[Спит. Слава Магии . Милый, я за нее боялась больше, чем за всех вас в том музее. Она не для такого создана.]
«Знаю, родная. Знаю».
— Петр Алексеевич, — пробормотал Сема уже сквозь сон. — А завтра лучше будет?
— Лучше, Сема. Спи.
Ася постояла в дверях, оглядела притихшие комнаты и потерла глаза.
— Я тоже лягу, — сказала она. — Сил нет. А ты?
— Посижу еще немного, — сказал я. — Не хочется пока.
Она посмотрела на меня внимательно, потом на дверь дальней комнаты, где все еще горел свет и сидел Виктор, и, кажется, поняла.
— Не сиди долго, — сказала она тихо. — Спокойной ночи.
— Спокойной ночи.
Она ушла к себе, и в комнатах стало тихо, только уже похрапывал Сема.
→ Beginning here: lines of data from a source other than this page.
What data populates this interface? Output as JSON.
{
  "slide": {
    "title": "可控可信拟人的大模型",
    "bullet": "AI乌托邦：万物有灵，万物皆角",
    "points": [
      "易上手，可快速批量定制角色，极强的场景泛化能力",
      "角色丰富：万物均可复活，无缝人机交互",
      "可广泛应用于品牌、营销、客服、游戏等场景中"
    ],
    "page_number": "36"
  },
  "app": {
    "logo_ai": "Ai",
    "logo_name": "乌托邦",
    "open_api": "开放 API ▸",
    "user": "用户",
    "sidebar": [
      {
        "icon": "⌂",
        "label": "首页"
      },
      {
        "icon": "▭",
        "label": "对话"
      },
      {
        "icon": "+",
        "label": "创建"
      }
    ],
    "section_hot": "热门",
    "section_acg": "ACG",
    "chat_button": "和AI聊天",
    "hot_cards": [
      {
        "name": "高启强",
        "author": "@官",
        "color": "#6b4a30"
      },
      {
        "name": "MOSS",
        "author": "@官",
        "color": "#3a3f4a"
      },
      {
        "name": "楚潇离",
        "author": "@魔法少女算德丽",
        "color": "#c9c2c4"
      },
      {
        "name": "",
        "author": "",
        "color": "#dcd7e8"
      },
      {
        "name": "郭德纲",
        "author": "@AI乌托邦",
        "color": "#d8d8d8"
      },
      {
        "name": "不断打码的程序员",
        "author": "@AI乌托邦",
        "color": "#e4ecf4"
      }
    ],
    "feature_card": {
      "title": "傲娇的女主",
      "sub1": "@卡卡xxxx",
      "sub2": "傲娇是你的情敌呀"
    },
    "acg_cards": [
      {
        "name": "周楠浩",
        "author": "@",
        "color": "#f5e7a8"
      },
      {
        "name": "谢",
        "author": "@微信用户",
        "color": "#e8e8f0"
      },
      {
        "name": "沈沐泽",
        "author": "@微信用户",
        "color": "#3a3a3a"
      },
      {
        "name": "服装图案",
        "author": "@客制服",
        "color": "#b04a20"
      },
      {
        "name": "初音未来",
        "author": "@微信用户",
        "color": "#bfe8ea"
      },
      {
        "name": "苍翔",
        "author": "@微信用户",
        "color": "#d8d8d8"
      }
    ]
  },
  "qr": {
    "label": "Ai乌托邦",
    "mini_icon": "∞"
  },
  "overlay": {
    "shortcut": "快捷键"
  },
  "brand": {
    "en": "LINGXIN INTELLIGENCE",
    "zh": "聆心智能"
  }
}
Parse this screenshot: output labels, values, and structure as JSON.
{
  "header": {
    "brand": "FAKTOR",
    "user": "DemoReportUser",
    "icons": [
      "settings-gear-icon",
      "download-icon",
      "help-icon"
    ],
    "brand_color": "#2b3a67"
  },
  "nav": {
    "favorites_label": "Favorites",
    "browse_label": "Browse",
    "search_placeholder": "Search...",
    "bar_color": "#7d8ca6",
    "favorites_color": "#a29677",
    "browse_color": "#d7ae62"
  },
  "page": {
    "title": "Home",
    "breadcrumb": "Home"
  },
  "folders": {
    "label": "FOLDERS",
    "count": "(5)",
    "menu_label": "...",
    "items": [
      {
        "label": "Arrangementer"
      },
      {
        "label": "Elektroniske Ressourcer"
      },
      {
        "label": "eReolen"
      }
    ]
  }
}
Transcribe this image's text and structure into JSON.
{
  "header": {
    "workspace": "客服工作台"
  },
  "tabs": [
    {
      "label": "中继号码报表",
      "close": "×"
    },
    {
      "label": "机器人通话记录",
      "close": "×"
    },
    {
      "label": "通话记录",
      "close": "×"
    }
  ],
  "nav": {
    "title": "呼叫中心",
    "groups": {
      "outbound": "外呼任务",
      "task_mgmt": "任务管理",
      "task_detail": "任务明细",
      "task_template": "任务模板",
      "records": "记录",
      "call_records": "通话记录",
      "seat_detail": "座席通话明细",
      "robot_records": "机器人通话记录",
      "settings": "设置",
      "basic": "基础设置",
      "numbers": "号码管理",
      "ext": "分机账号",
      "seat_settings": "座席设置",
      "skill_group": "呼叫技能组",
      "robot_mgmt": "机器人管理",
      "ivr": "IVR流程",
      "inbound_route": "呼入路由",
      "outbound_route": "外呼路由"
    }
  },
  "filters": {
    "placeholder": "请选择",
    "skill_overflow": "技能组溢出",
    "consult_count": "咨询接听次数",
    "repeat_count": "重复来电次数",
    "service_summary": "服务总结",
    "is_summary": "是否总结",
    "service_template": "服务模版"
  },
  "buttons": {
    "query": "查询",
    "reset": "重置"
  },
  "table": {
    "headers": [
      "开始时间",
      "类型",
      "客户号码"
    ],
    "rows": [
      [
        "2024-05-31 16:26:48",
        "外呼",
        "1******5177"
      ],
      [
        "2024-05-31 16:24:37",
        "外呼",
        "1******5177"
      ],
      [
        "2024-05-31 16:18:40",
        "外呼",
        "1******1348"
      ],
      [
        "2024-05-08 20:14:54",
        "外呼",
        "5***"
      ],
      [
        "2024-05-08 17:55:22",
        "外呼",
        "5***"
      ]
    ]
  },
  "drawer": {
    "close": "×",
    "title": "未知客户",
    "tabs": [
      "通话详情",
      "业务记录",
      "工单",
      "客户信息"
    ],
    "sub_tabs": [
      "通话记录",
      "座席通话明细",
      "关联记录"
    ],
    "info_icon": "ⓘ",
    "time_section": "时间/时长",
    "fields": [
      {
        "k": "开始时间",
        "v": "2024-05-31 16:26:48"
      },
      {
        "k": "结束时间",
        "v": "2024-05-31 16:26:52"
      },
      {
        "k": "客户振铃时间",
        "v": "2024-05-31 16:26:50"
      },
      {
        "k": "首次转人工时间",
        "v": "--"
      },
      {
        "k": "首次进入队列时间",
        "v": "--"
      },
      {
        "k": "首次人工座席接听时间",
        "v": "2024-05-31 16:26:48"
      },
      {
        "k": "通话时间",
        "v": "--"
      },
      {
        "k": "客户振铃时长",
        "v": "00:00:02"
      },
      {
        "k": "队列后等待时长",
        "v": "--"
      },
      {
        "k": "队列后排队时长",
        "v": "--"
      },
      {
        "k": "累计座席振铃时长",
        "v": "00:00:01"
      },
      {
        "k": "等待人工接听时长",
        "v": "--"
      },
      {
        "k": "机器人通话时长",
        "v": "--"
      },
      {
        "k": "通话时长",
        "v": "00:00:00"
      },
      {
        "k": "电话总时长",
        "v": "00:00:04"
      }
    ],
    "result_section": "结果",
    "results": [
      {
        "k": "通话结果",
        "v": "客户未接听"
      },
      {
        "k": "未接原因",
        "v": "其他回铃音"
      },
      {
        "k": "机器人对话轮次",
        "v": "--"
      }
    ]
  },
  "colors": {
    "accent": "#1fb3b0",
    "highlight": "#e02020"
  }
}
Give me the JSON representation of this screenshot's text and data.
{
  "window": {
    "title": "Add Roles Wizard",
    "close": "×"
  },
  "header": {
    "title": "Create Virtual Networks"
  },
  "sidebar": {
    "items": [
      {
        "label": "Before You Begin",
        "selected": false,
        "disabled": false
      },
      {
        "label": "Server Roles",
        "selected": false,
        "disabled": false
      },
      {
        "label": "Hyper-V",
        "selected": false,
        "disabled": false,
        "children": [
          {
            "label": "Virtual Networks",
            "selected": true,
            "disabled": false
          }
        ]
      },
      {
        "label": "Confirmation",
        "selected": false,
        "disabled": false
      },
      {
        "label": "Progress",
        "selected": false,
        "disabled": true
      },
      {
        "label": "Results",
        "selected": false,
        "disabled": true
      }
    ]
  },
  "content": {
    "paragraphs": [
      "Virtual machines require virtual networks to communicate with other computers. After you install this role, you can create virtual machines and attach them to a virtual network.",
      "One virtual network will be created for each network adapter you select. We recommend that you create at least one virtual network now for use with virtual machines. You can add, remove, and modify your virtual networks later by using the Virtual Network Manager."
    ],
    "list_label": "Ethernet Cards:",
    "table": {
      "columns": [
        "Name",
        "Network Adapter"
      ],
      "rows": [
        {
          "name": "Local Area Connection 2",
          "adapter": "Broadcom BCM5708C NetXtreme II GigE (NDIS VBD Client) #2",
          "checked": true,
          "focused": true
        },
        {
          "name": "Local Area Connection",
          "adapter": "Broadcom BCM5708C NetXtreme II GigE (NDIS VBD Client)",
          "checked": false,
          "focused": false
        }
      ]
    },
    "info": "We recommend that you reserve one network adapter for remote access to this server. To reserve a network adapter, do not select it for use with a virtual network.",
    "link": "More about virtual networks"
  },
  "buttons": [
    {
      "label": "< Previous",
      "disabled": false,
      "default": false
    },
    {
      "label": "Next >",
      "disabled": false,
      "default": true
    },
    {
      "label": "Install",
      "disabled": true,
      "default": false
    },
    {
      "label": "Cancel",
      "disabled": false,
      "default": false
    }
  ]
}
Я налил себе остывшего чаю и пошел к Виктору. Он поднял на меня глаза, когда я вошел, и снова опустил их в книгу.
— Если вы читать мне мораль, Петр Алексеевич, то я устал, — сказал он. — И день был длинный.
— Не мораль. — Я поставил свою чашку на его стол и сел напротив, без приглашения. — Просто посидеть.
Он ничего не ответил, но и не прогнал. Я сидел молча, пил чай, смотрел в темное окно, за которым падал снег, и не торопил разговора. Виктор перевернул страницу, потом другую, потом отложил книгу.
Я не любил этого человека. В прошлом году он причинил мне и моим много зла, а вчера соврал в глаза и чуть не погубил всех нас своей отлучкой. Но я не мог отказать ему в уме, в упорстве, в той страшной прямоте, с какой он шел к своей цели через что угодно.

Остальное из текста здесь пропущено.